Beyond the unique touch screen, the Storm offers dual-mode functionality for seamless world roaming, support for Verizon's EV-DO Rev. A and UMTS/HSDPA, integrated GPS, BlackBerry OS 4.7, a 3.2-megapixel camera, and more.
Sporting a black casing with silver accents, the handset is a bit blocky and heavy at 4.4 inches tall by 2.4 inches wide by 0.5 inch deep and weighs 5.6 ounces, so it feels a bit wide when you hold it in your hand and it'll make for a tight fit in a pants pocket.
The Storm is equipped with an accelerometer, so the screen orientation will switch from portrait to landscape mode when you rotate the phone from a vertical position to a horizontal one, left or right. However, we found that it takes a bit of time for the accelerometer to kick in, which got to be frustrating.

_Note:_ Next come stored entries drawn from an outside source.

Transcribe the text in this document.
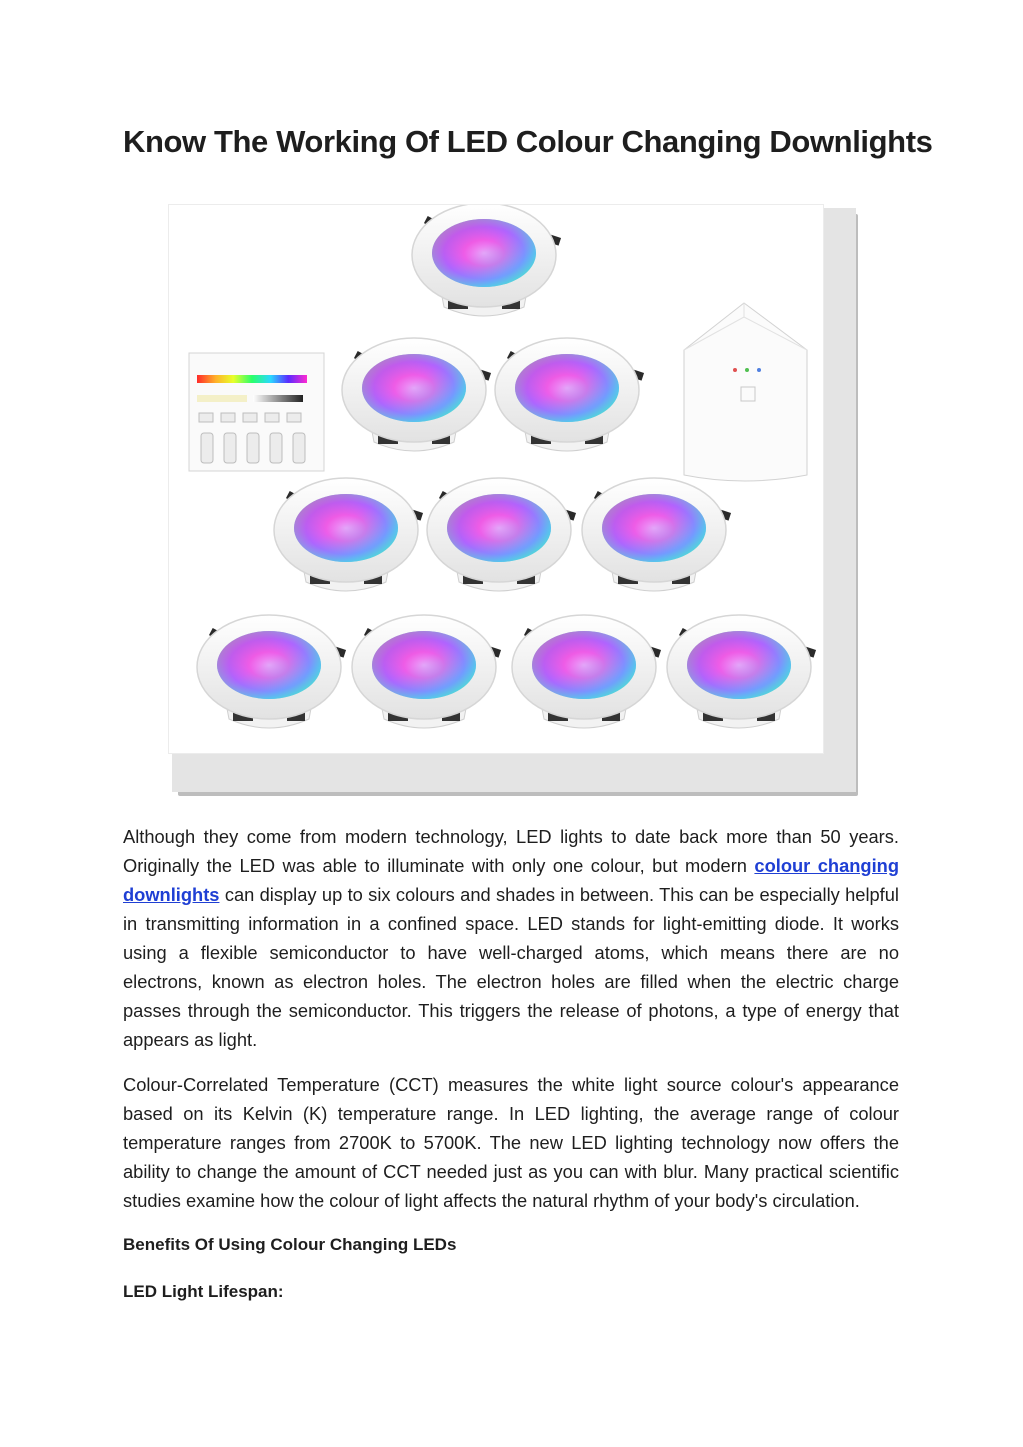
Know The Working Of LED Colour Changing Downlights

Although they come from modern technology, LED lights to date back more than 50 years. Originally the LED was able to illuminate with only one colour, but modern colour changing downlights can display up to six colours and shades in between. This can be especially helpful in transmitting information in a confined space. LED stands for light-emitting diode. It works using a flexible semiconductor to have well-charged atoms, which means there are no electrons, known as electron holes. The electron holes are filled when the electric charge passes through the semiconductor. This triggers the release of photons, a type of energy that appears as light.

Colour-Correlated Temperature (CCT) measures the white light source colour's appearance based on its Kelvin (K) temperature range. In LED lighting, the average range of colour temperature ranges from 2700K to 5700K. The new LED lighting technology now offers the ability to change the amount of CCT needed just as you can with blur. Many practical scientific studies examine how the colour of light affects the natural rhythm of your body's circulation.

Benefits Of Using Colour Changing LEDs
LED Light Lifespan:
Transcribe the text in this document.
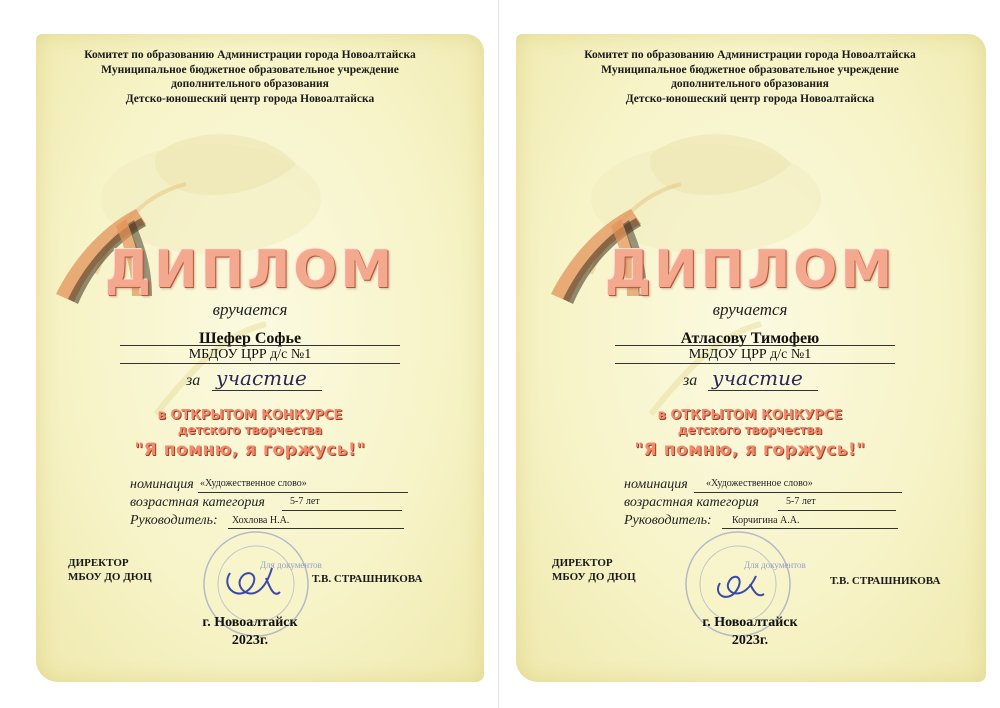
Комитет по образованию Администрации города Новоалтайска
Муниципальное бюджетное образовательное учреждение
дополнительного образования
Детско-юношеский центр города Новоалтайска
ДИПЛОМ
вручается
Шефер Софье
МБДОУ ЦРР д/с №1
за участие
в ОТКРЫТОМ КОНКУРСЕ
детского творчества
"Я помню, я горжусь!"
номинация «Художественное слово»
возрастная категория	5-7 лет
Руководитель: Хохлова Н.А.
ДИРЕКТОР
МБОУ ДО ДЮЦ
Для документов
Т.В. СТРАШНИКОВА
г. Новоалтайск
2023г.
Комитет по образованию Администрации города Новоалтайска
Муниципальное бюджетное образовательное учреждение
дополнительного образования
Детско-юношеский центр города Новоалтайска
ДИПЛОМ
вручается
Атласову Тимофею
МБДОУ ЦРР д/с №1
за участие
в ОТКРЫТОМ КОНКУРСЕ
детского творчества
"Я помню, я горжусь!"
номинация «Художественное слово»
возрастная категория	5-7 лет
Руководитель: Корчигина А.А.
ДИРЕКТОР
МБОУ ДО ДЮЦ
Для документов
Т.В. СТРАШНИКОВА
г. Новоалтайск
2023г.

In terms in text entry, the BlackBerry Storm features a SureType keyboard when the smartphone is in portrait mode and then switches to a full QWERTY keyboard in landscape mode. When using the keyboard or selecting applications, you do a simple finger touch over the item until it's highlighted and then you press down on the screen to register the action.
Below the display, you get some navigation controls, including Talk and End/Power buttons, a Menu key, and a clear button. Unlike other BlackBerry models, there is no trackball navigator, which we missed for easy one-handed operation and item selection.
The BlackBerry Storm offers dual-mode functionality, so the phone switches automatically between CDMA and GSM networks to offer seamless international roaming--all while keeping the same phone number. A SIM card is included in the box.
The RIM BlackBerry Storm is equipped with a 3.2-megapixel camera with video-recording capabilities, as well a flash, auto focus, 2x zoom, and image stabilization. Unfortunately, we weren't particularly impressed with photo quality as colors looked washed out.
At $199.99 with a two-year contract (and after rebates and discounts), the BlackBerry Storm is a great value and definitely spices up Verizon's smartphone lineup. It will definitely give the Apple iPhone a run for its money, but as far as ease of use and Web browsing, the iPhone remains tops in those categories.